Here is a list of the chapters and appendices found in Ancestral Trails: The Complete Guide to British Genealogy and Family History, Second Edition:
- An introduction to genealogical research
- Personal recollections and memorabilia
- Organization of your research material
- Problems encountered by researchers
- Civil registration of births, marriages, and deaths
- Census returns
- Parish registers
- Churchyards and cemeteries
- Combining sources of information
- Archives, libraries, and family history societies
- Wills and administrations
- Catholic, Non-Conformist, and Jewish records
- Marriage and divorce
- Maps, land registration, and property records
- Local and social history
- Newspapers and elections
- Parish and town records
- Records of the Army, Royal Marines, and Royal Air Force
- Records of shipping and seamen
- Records of trades, professions, and business
- Oaths, taxation, and insurance records
- Records of the civil and ecclesiastical courts
- Records of the criminal courts and criminals
- Peerages, the gentry, famous people, and heraldry
- Tracing migrants and living relatives
- Scotland, Wales, Ireland, the Isle of Man, Channel Islands
- Immigration, emigration, and investigation abroad
- National Archives' information leaflets
- County record offices and other archives
- Wills and administrations in the Prerogative Court of Canterbury
- Web sites for family historians
As I read various sections of Ancestral Trails, I was impressed with Mark Herber's writing style. He writes in a conversational tone that is easy to understand and yet filled with factual information. I found it to be an "easy read" even though the book packs a lot of information into each page.
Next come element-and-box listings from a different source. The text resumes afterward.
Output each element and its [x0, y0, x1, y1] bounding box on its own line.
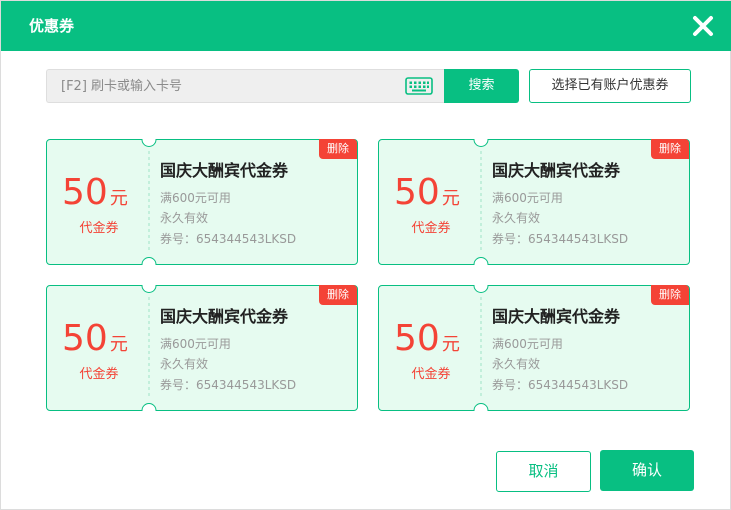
delete-coupon-button[interactable]: 删除	[651, 285, 689, 305]
coupon-code: 券号：654344543LKSD	[160, 232, 297, 246]
coupon-card: 50 元 代金券 国庆大酬宾代金券 满600元可用 永久有效 券号：6543445…	[46, 285, 358, 411]
coupon-amount: 50 元	[62, 319, 128, 359]
coupon-card: 50 元 代金券 国庆大酬宾代金券 满600元可用 永久有效 券号：6543445…	[46, 139, 358, 265]
coupon-condition: 满600元可用	[160, 337, 231, 351]
coupon-condition: 满600元可用	[160, 191, 231, 205]
dialog-titlebar: 优惠券	[1, 1, 731, 51]
coupon-name: 国庆大酬宾代金券	[492, 307, 621, 326]
coupon-amount-value: 50	[394, 172, 440, 213]
coupon-validity: 永久有效	[160, 357, 209, 371]
coupon-amount-unit: 元	[441, 334, 460, 355]
coupon-card: 50 元 代金券 国庆大酬宾代金券 满600元可用 永久有效 券号：6543445…	[378, 285, 690, 411]
card-number-input[interactable]	[47, 70, 397, 102]
coupon-amount-unit: 元	[441, 188, 460, 209]
coupon-amount-unit: 元	[109, 334, 128, 355]
coupon-code: 券号：654344543LKSD	[492, 378, 629, 392]
confirm-button[interactable]: 确认	[600, 450, 694, 491]
coupon-name: 国庆大酬宾代金券	[160, 307, 289, 326]
select-account-coupon-button[interactable]: 选择已有账户优惠券	[529, 69, 691, 103]
coupon-type: 代金券	[79, 221, 119, 236]
coupon-condition: 满600元可用	[492, 337, 563, 351]
coupon-code: 券号：654344543LKSD	[492, 232, 629, 246]
coupon-condition: 满600元可用	[492, 191, 563, 205]
coupon-name: 国庆大酬宾代金券	[160, 161, 289, 180]
delete-coupon-button[interactable]: 删除	[651, 139, 689, 159]
delete-coupon-button[interactable]: 删除	[319, 139, 357, 159]
coupon-amount: 50 元	[394, 173, 460, 213]
coupon-amount-value: 50	[62, 172, 108, 213]
coupon-card: 50 元 代金券 国庆大酬宾代金券 满600元可用 永久有效 券号：6543445…	[378, 139, 690, 265]
coupon-amount-value: 50	[394, 318, 440, 359]
delete-coupon-button[interactable]: 删除	[319, 285, 357, 305]
coupon-amount: 50 元	[394, 319, 460, 359]
cancel-button[interactable]: 取消	[496, 451, 591, 492]
coupon-code: 券号：654344543LKSD	[160, 378, 297, 392]
dialog-title: 优惠券	[29, 17, 75, 35]
coupon-dialog: 优惠券 搜索 选择已有账户优惠券	[0, 0, 731, 510]
coupon-amount: 50 元	[62, 173, 128, 213]
coupon-amount-value: 50	[62, 318, 108, 359]
coupon-type: 代金券	[411, 221, 451, 236]
coupon-name: 国庆大酬宾代金券	[492, 161, 621, 180]
coupon-amount-unit: 元	[109, 188, 128, 209]
coupon-validity: 永久有效	[160, 211, 209, 225]
coupon-type: 代金券	[79, 367, 119, 382]
search-button[interactable]: 搜索	[444, 69, 519, 103]
coupon-validity: 永久有效	[492, 211, 541, 225]
coupon-validity: 永久有效	[492, 357, 541, 371]
coupon-type: 代金券	[411, 367, 451, 382]
keyboard-icon[interactable]	[405, 77, 433, 99]
card-search-box	[46, 69, 444, 103]
close-icon[interactable]	[689, 12, 717, 40]
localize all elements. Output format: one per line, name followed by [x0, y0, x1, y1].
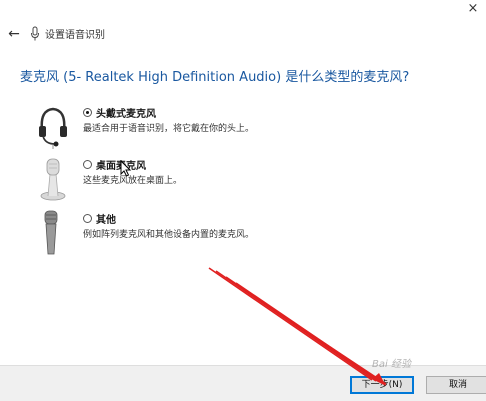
handheld-mic-icon [44, 210, 58, 255]
headset-icon [39, 107, 67, 149]
microphone-icon [31, 26, 39, 41]
page-question: 麦克风 (5- Realtek High Definition Audio) 是… [20, 70, 410, 85]
option-desktop-mic[interactable]: 桌面麦克风 这些麦克风放在桌面上。 [36, 156, 366, 206]
window-title: 设置语音识别 [45, 30, 105, 41]
option-label: 头戴式麦克风 [96, 109, 156, 120]
option-description: 最适合用于语音识别，将它戴在你的头上。 [83, 124, 255, 134]
mouse-cursor-icon [120, 160, 132, 177]
radio-desktop-mic[interactable] [83, 160, 92, 169]
option-label: 其他 [96, 215, 116, 226]
radio-other[interactable] [83, 214, 92, 223]
watermark: Bai 经验 [372, 359, 411, 370]
desktop-mic-icon [40, 158, 66, 201]
cancel-button[interactable]: 取消 [426, 376, 486, 394]
next-button[interactable]: 下一步(N) [350, 376, 414, 394]
option-description: 例如阵列麦克风和其他设备内置的麦克风。 [83, 230, 255, 240]
option-description: 这些麦克风放在桌面上。 [83, 176, 183, 186]
close-button[interactable]: × [463, 0, 483, 18]
radio-headset[interactable] [83, 108, 92, 117]
title-bar: ← 设置语音识别 × [0, 0, 486, 60]
option-headset[interactable]: 头戴式麦克风 最适合用于语音识别，将它戴在你的头上。 [36, 104, 366, 154]
option-other[interactable]: 其他 例如阵列麦克风和其他设备内置的麦克风。 [36, 210, 366, 260]
back-button[interactable]: ← [5, 25, 23, 43]
footer-bar: 下一步(N) 取消 [0, 365, 486, 401]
The 147 images found within this book tend to be like the writing style: simple but full of information. One that I especially appreciate is illustration #8: "Letters of the alphabet: handwriting styles of the 16th and 17th centuries." This shows many different methods by which letters were formed in old handwritten documents. That one page alone can save many hours when trying to read old documents! I plan to carry a photocopy of that page on any trip where I expect to encounter 16th and 17th century English documents.
Ancestral Trails provides detailed explanations of census records, parish registers, marriage records, wills and much, much more. The Second Edition includes thousands of updates with the most noticeable change being the new appendix on "Web sites for family historians." Herber lists the names and URLs (addresses) of several hundred web sites that can be useful for British genealogy research although he does not describe any of them in detail.
A 34-page bibliography is followed by a 36-page index.
Ancestral Trails: The Complete Guide to British Genealogy and Family History, Second Edition continues to earn the title of "the Bible of British genealogy." If you can purchase only one book about British genealogy research, I'd suggest this one. Ancestral Trails will aid the beginner and the experienced researcher alike.
The version of Ancestral Trails that I read this week is published by Genealogical Publishing Company of Baltimore, Maryland, in association with the Society of Genealogists (London). As a special introductory offer, this new edition of Ancestral Trails will be available at the reduced price of $29.95 until August 15, 2006. After that time the price reverts to its normal list price of $34.95.